Меня заставили посещать общество анонимных алкоголиков. Там все за руки держались. Это ужас. Я должна была говорить: «Я Люба Успенская, I’am an alcoholic».
Я не расистка. Просто у меня с черными не складывалось никогда.
Моему директору звонил Звягинцев, когда снимал «Левиафана». Там в конце фильма, когда мэр заходит в ресторан, я пою: «Золотой шалман, жизнь пропащая! Не ругайся, мама, я гулящая».
Жалко, нам «Оскара» тогда не дали.
Мне кажется, я много говорю.
Мне нравится юмор Вуди Аллена.
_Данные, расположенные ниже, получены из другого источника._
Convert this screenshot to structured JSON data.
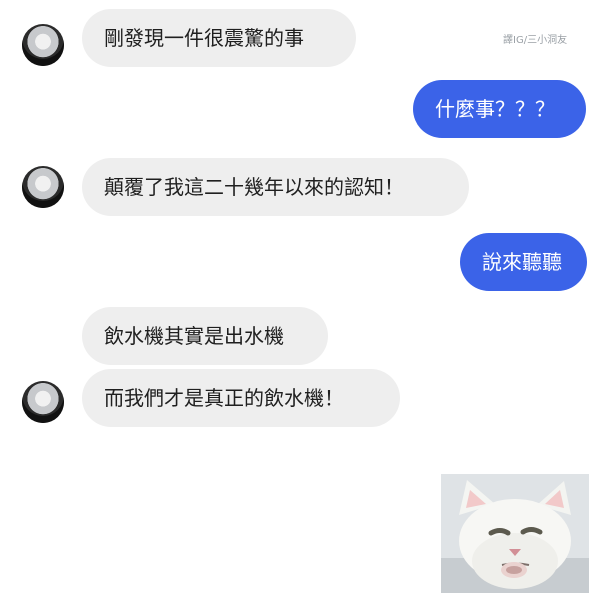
{
  "watermark": "譯IG/三小洞友",
  "messages": [
    {
      "side": "in",
      "text": "剛發現一件很震驚的事"
    },
    {
      "side": "out",
      "text": "什麼事？？？"
    },
    {
      "side": "in",
      "text": "顛覆了我這二十幾年以來的認知！"
    },
    {
      "side": "out",
      "text": "說來聽聽"
    },
    {
      "side": "in",
      "text": "飲水機其實是出水機"
    },
    {
      "side": "in",
      "text": "而我們才是真正的飲水機！"
    }
  ],
  "colors": {
    "incoming_bg": "#eeeeee",
    "outgoing_bg": "#3b63e8",
    "outgoing_text": "#ffffff"
  },
  "sticker": {
    "icon": "white-cat-sticker"
  }
}
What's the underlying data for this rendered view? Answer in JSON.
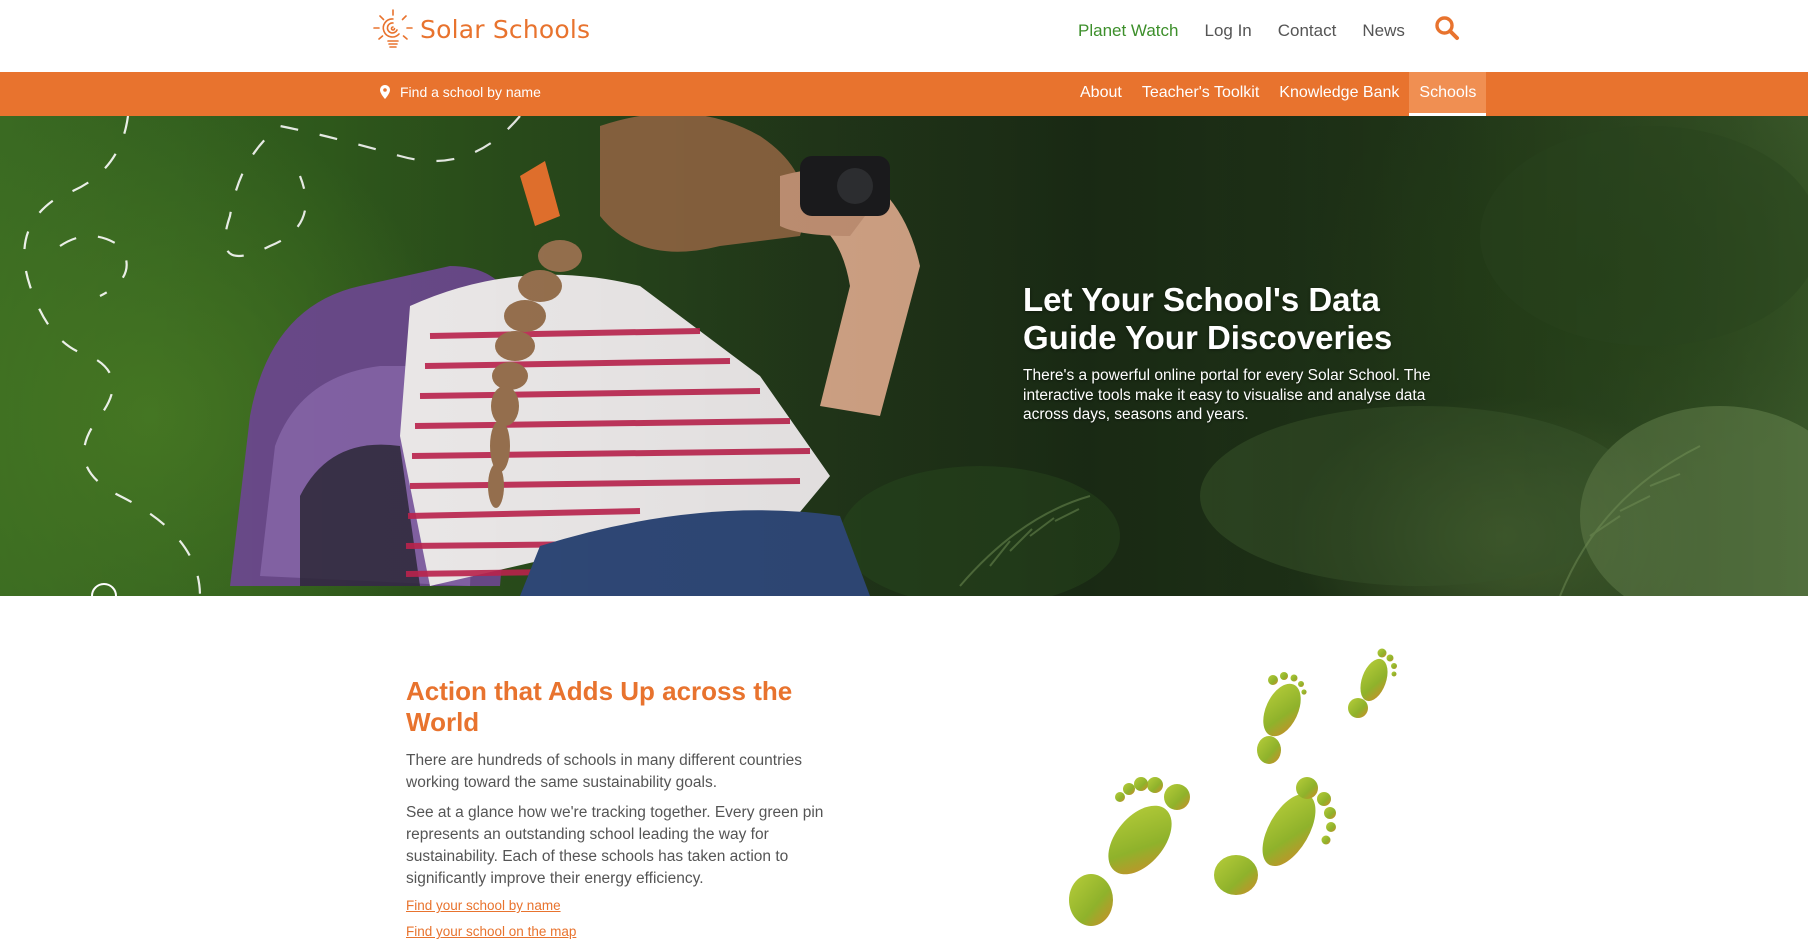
{
  "header": {
    "brand": "Solar Schools",
    "nav": [
      {
        "label": "Planet Watch"
      },
      {
        "label": "Log In"
      },
      {
        "label": "Contact"
      },
      {
        "label": "News"
      }
    ]
  },
  "subbar": {
    "find_label": "Find a school by name",
    "nav": [
      {
        "label": "About"
      },
      {
        "label": "Teacher's Toolkit"
      },
      {
        "label": "Knowledge Bank"
      },
      {
        "label": "Schools"
      }
    ],
    "active": "Schools"
  },
  "hero": {
    "title": "Let Your School's Data Guide Your Discoveries",
    "text": "There's a powerful online portal for every Solar School. The interactive tools make it easy to visualise and analyse data across days, seasons and years."
  },
  "section": {
    "title": "Action that Adds Up across the World",
    "p1": "There are hundreds of schools in many different countries working toward the same sustainability goals.",
    "p2": "See at a glance how we're tracking together. Every green pin represents an outstanding school leading the way for sustainability. Each of these schools has taken action to significantly improve their energy efficiency.",
    "link_name": "Find your school by name",
    "link_map": "Find your school on the map"
  },
  "colors": {
    "brand_orange": "#e8732e",
    "planet_watch_green": "#3d8f2b",
    "active_tab": "#f08f52"
  },
  "icons": [
    "sun-bulb-logo-icon",
    "search-icon",
    "map-pin-icon",
    "footprints-illustration"
  ]
}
Сейчас у него уже не такой ясный ум, конечно. Но все, что он делал в прошлом, - это гениально. Я каждый фильм его жду с надеждой.
Когда звучит песня, которую я спела тридцать лет назад, я слышу такой прозрачный, звонкий голос, высокие ноты. Сейчас мне эти ноты не взять. Но сейчас я не очень горжусь тем исполнением.
Сегодня мой голос - мудрый, а ноты - уверенные. В них больше страсти, больше чувств.
Я люблю хороший джаз.
Могу включить свою песню на весь дом и слушать её неделю.
Когда я говорила в школе: «Я еврейка», - все в классе хихикали. Я чувствовала, как на Украине процветает антисемитизм. Это было безнаказанно.
В России меня сразу позвали петь в «Олимпийском». Там проходил турнир по кикбоксингу. Мужики друг другу морды били, а я им пела.
Вся наша жизнь - криминальная. И весь наш мир, и все наше окружение. Когда мне говорят: тот вор и этот вор, я отвечаю, что у нас все воры. А государство у нас - не вор? Только они в законе.